The department’s newest program, the Minor in Social Class and Inequality Studies, is now three years old. A group of Michigan undergraduates led the initiative to create the first degree program in the country focused on intersectional study of social class. The minor has strengthened connections between Women’s and Gender Studies and other units on campus including Economics, Organizational Studies, and Sociology.

In the new issue of LSA Magazine, Professor Nadine “Dean” Hubbs discusses the joys and challenges of teaching in the minor. Dean is a musicologist and historian who has taught and written about class, race, gender, and sexuality in popular and classical music. A first-gen college student, she earned her Ph.D. from Michigan’s School of Music, Theatre & Dance.

LSA Magazine’s Susan Hutton spoke with Dean for the article. “As a working-class kid who lived in an elite university world, Hubbs held a unique perspective. ‘I had really wanted to write about class for a long time,’ she says. ‘The problem was, I didn’t know how to say it without destroying my career and outing myself as someone who doesn’t belong.’” Hubbs notes that U.S. society’s lack of dialogue about class places the burden of analysis, and blame, on individuals, especially those with least advantage. In courses for the minor, she teaches “’diverse students and a lot of first gens, and a diverse group of kids from the working class who have also been taught it’s all on them. And now here they are, at the University of Michigan. I know how lonely that is.’"

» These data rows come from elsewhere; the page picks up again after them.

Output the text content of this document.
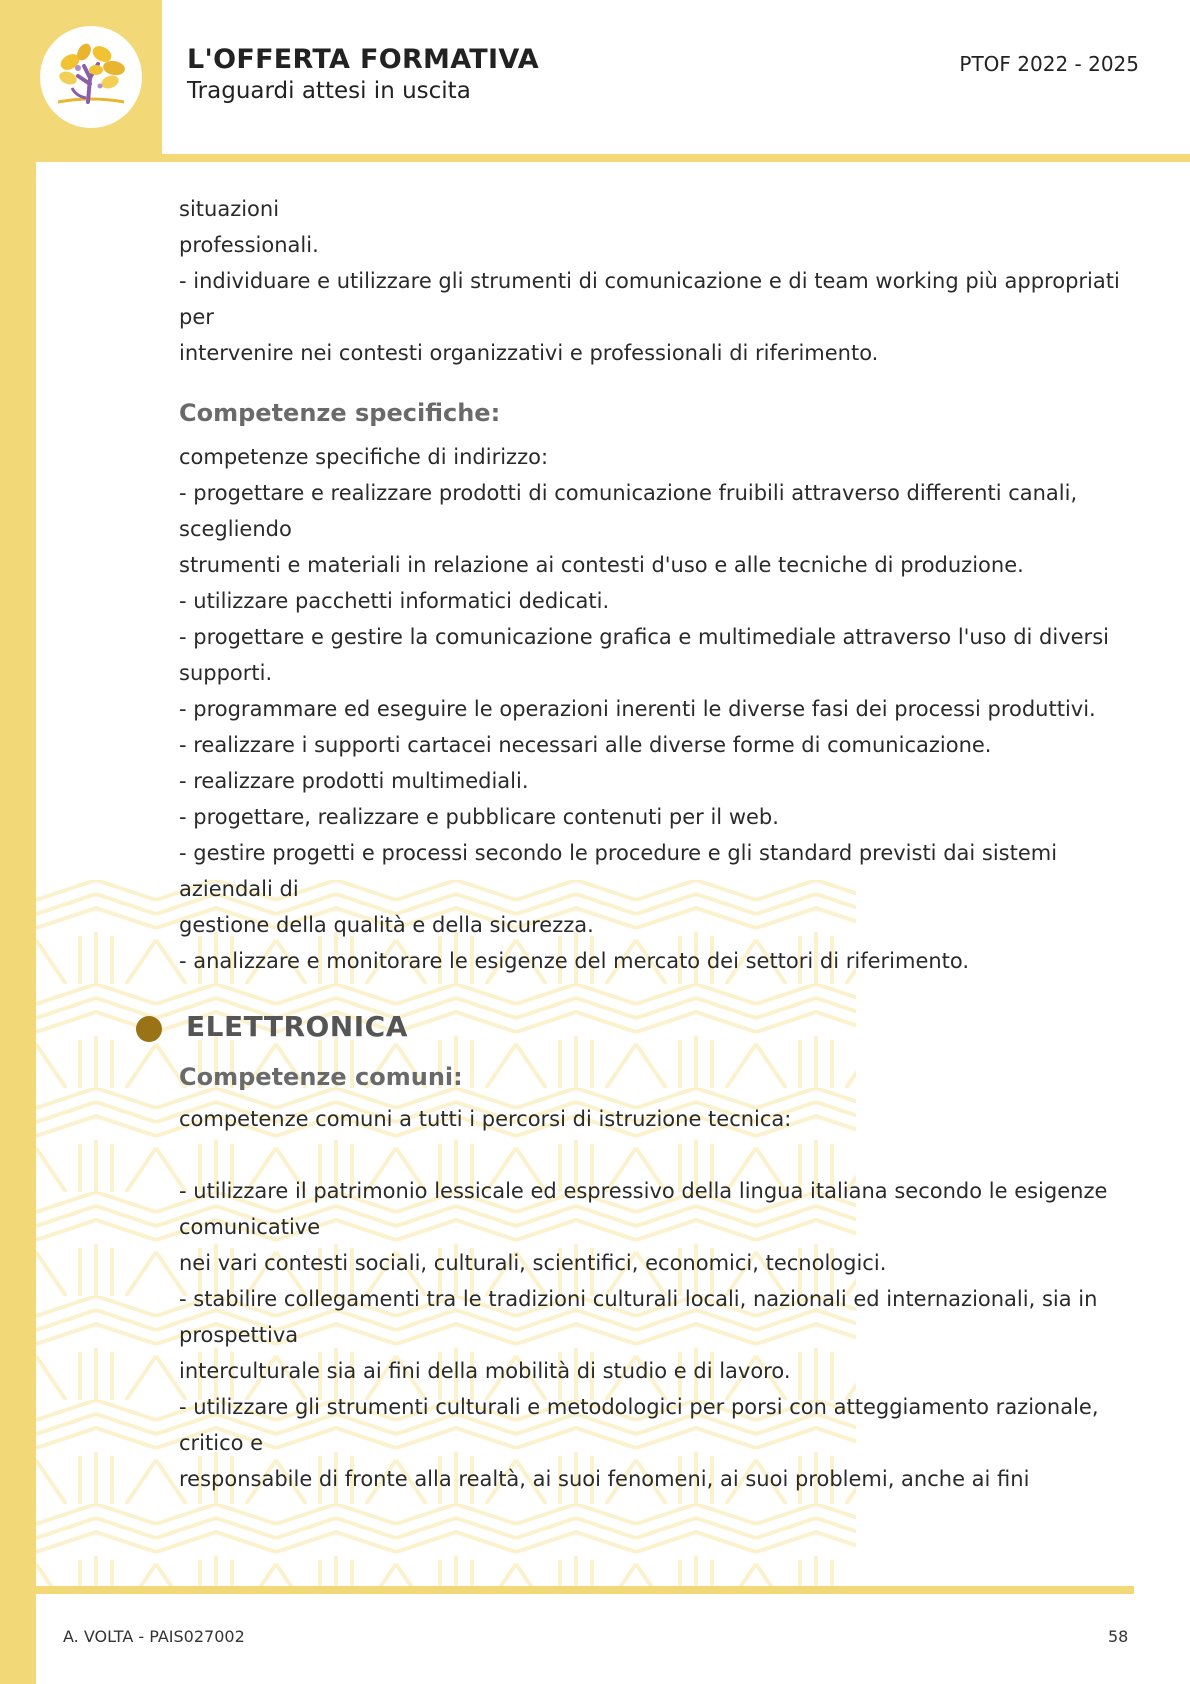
L'OFFERTA FORMATIVA
Traguardi attesi in uscita
PTOF 2022 - 2025

situazioni

professionali.

- individuare e utilizzare gli strumenti di comunicazione e di team working più appropriati

per

intervenire nei contesti organizzativi e professionali di riferimento.

Competenze specifiche:

competenze specifiche di indirizzo:

- progettare e realizzare prodotti di comunicazione fruibili attraverso differenti canali,

scegliendo

strumenti e materiali in relazione ai contesti d'uso e alle tecniche di produzione.

- utilizzare pacchetti informatici dedicati.

- progettare e gestire la comunicazione grafica e multimediale attraverso l'uso di diversi

supporti.

- programmare ed eseguire le operazioni inerenti le diverse fasi dei processi produttivi.

- realizzare i supporti cartacei necessari alle diverse forme di comunicazione.

- realizzare prodotti multimediali.

- progettare, realizzare e pubblicare contenuti per il web.

- gestire progetti e processi secondo le procedure e gli standard previsti dai sistemi

aziendali di

gestione della qualità e della sicurezza.

- analizzare e monitorare le esigenze del mercato dei settori di riferimento.

ELETTRONICA
Competenze comuni:

competenze comuni a tutti i percorsi di istruzione tecnica:

- utilizzare il patrimonio lessicale ed espressivo della lingua italiana secondo le esigenze

comunicative

nei vari contesti sociali, culturali, scientifici, economici, tecnologici.

- stabilire collegamenti tra le tradizioni culturali locali, nazionali ed internazionali, sia in

prospettiva

interculturale sia ai fini della mobilità di studio e di lavoro.

- utilizzare gli strumenti culturali e metodologici per porsi con atteggiamento razionale,

critico e

responsabile di fronte alla realtà, ai suoi fenomeni, ai suoi problemi, anche ai fini

A. VOLTA - PAIS027002	58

She continues, “‘I have been doing this work for some time, and I’m at the stage where I’m starting to think, okay, what does this all add up to? Well, the students in my class for whom these questions have deep consequences are learning about social class and its effects. They are not going to have to laboriously figure it all out on their own over decades like I did,’ she says. ‘And that, for me, is a privilege and such a powerfully meaningful experience.’”

Meaningful experiences and cross-disciplinary connections are at the heart of the Social Class and Inequality Studies minor. Thank you, Dean, for all that you give of yourself to our program, and to all of our faculty who have a personal stake in their research and teaching.